Wholly unmentioned thus far is the host of other gifts we attendees enjoyed. There was an evening and a day of pre-conference work, featuring presentations mostly by Crossings regulars—Marcus Felde on Law and Gospel; Gary Teske (an irregular) on traditional spiritual conceptions in the highlands of Papua New Guinea; Ed Schroeder on his days in Erlangen as a student of Werner Elert; Steven Kuhl on Pentecostalism; Martin Lohrmann on issues of the Holy Spirit in the Reformation era; and the undersigned with a keynoting setup for the conference proper. Much of this will be also be available for your perusal soon, or so I trust. Steve Albertin and Chris Repp ran the standard Monday tutorial on the Crossings method of analyzing Scriptural texts. Our text study editor, Lori Cornell, made the long trip from Washington State to preach at the Tuesday night Eucharist. Cathy Lessmann did her usual magnificent job of making sure all things ran smoothly.

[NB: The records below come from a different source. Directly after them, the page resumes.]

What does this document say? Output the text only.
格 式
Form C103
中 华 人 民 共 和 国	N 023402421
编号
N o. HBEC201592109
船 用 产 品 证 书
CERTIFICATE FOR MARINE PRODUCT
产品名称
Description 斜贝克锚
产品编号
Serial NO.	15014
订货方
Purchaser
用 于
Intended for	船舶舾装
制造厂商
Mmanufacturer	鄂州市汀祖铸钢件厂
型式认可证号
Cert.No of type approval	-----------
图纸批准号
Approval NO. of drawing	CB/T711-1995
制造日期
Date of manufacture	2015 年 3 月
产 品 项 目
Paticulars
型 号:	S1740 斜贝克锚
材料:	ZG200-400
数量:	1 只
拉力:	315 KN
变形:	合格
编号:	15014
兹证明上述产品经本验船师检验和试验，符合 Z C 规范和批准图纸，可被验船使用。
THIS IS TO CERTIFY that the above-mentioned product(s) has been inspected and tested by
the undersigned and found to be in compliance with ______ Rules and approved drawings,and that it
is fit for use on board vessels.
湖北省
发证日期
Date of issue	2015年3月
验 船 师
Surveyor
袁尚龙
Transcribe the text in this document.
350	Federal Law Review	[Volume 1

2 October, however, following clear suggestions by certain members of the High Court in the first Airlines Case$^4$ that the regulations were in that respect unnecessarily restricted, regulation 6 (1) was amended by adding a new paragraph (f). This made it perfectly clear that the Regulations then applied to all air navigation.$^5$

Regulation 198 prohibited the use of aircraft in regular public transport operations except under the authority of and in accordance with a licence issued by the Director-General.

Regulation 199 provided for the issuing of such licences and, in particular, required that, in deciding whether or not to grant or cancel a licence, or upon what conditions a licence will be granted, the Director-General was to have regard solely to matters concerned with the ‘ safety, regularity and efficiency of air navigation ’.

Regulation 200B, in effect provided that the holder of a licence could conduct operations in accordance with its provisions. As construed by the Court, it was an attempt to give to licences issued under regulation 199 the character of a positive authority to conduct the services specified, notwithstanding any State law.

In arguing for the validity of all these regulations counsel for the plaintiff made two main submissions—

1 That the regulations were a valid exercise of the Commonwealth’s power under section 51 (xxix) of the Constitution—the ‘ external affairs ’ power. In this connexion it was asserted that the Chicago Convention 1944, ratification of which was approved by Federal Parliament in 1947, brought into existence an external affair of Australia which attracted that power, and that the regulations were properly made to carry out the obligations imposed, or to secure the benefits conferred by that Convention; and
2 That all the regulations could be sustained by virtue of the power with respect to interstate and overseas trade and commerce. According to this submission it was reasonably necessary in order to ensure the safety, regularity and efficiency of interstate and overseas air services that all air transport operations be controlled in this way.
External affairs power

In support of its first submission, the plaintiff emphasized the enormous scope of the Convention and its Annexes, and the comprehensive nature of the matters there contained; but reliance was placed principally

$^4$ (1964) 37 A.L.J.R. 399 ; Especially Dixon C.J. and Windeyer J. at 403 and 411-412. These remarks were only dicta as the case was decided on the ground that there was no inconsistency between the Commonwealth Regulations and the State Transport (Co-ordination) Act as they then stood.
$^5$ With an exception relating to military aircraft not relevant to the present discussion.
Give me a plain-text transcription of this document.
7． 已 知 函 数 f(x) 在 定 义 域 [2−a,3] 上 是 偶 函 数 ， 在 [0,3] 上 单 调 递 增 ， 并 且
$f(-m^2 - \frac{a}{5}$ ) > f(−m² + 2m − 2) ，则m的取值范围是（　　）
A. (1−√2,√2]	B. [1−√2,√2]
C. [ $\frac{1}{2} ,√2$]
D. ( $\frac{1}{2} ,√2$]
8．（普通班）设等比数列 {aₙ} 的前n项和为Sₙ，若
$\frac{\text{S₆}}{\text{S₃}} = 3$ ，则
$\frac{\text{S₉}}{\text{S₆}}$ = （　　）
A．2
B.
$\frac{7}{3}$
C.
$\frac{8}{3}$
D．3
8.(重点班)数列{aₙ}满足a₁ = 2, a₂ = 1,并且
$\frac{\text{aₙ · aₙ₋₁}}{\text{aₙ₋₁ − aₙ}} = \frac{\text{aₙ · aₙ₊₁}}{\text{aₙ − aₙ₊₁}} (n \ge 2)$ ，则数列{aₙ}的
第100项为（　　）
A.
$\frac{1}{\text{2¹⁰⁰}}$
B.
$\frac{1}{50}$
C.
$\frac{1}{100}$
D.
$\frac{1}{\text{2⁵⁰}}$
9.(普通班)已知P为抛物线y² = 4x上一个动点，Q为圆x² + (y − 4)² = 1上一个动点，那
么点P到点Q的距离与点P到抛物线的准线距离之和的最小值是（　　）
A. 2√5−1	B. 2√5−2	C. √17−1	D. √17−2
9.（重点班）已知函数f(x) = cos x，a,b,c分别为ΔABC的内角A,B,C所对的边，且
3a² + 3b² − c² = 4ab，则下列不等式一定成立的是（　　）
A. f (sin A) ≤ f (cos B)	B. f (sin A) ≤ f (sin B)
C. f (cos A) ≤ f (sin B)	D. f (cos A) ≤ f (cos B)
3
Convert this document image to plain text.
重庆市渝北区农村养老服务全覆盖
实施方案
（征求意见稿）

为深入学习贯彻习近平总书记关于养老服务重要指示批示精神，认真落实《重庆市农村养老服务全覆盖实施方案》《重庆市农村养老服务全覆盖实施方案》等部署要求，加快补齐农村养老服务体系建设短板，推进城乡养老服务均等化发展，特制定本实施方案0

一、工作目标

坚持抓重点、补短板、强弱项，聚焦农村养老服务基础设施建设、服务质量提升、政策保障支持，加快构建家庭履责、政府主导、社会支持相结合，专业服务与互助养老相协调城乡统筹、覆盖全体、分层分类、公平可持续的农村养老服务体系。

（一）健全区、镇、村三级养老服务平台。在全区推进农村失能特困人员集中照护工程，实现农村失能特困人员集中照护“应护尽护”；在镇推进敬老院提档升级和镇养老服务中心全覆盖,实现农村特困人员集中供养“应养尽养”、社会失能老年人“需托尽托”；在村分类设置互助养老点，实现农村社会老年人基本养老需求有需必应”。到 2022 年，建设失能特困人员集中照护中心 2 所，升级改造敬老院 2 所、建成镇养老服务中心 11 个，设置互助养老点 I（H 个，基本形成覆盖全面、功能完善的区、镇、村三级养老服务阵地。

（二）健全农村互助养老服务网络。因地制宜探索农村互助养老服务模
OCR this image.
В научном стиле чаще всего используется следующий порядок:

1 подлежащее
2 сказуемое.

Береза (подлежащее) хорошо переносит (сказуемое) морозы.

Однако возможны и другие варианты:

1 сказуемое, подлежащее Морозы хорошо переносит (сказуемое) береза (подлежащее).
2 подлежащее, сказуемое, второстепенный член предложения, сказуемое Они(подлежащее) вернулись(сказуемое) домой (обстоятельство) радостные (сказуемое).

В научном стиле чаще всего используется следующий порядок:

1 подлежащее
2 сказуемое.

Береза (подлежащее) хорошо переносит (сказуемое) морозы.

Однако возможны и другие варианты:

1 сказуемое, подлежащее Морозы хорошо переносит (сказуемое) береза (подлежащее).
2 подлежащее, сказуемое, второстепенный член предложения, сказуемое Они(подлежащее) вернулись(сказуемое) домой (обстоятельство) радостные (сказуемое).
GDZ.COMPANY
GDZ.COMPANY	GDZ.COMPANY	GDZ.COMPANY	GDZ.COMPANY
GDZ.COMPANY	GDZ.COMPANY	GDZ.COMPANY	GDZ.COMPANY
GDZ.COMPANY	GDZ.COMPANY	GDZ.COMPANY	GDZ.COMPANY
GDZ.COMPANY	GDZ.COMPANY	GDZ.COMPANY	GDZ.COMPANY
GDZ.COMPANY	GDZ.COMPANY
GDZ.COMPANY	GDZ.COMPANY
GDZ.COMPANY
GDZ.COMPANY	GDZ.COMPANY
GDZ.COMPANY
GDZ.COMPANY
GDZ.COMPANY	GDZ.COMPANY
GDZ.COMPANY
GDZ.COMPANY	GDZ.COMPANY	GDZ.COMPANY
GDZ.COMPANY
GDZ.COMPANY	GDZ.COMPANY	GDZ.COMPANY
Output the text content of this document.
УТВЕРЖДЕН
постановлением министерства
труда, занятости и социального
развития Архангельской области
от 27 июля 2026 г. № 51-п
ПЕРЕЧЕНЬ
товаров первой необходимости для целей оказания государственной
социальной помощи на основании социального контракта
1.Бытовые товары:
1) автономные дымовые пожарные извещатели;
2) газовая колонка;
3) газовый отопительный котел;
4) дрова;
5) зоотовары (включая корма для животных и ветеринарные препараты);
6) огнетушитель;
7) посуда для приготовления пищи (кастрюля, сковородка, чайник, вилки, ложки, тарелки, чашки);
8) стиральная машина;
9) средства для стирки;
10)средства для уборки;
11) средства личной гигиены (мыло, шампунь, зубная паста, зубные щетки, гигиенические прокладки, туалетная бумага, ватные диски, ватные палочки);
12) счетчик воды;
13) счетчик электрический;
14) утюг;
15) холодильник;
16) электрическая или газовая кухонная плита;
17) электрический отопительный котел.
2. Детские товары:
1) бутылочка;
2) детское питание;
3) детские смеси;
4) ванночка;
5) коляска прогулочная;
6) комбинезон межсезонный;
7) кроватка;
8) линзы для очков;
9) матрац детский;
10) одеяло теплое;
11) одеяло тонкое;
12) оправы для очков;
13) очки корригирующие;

Some have gone home from previous conferences feeling as if the event had served chiefly as a Seminex reunion. There was less of that this year, if any at all. That’s an important step forward, I think. If Crossings isn’t serving the church in place today, we might as well pack it in. Hence the joy in hearing from so many main-event speakers whose roots were not in Seminex or related LCMS controversies of yore. There was joy too in seeing other fresh faces, not least the three seminarians that Martin Lohrmann brought along from Wartburg, where he teaches these day. David Paap became a new friend. He’s a retired pastor in the St. Louis area. He recently composed a hymn in response to the tumult that erupted in Ferguson, Missouri. We sang it, were moved, and were bound together in holy prayer for a world beset with fear. Amid all this, we thanked God for lots of old friends who have been there before, who came again—two of them, Martin Yee and Richard Chiu, all the way from Singapore—and whose company in this venture is a gift from the Lord.

So too with all of you who read this today.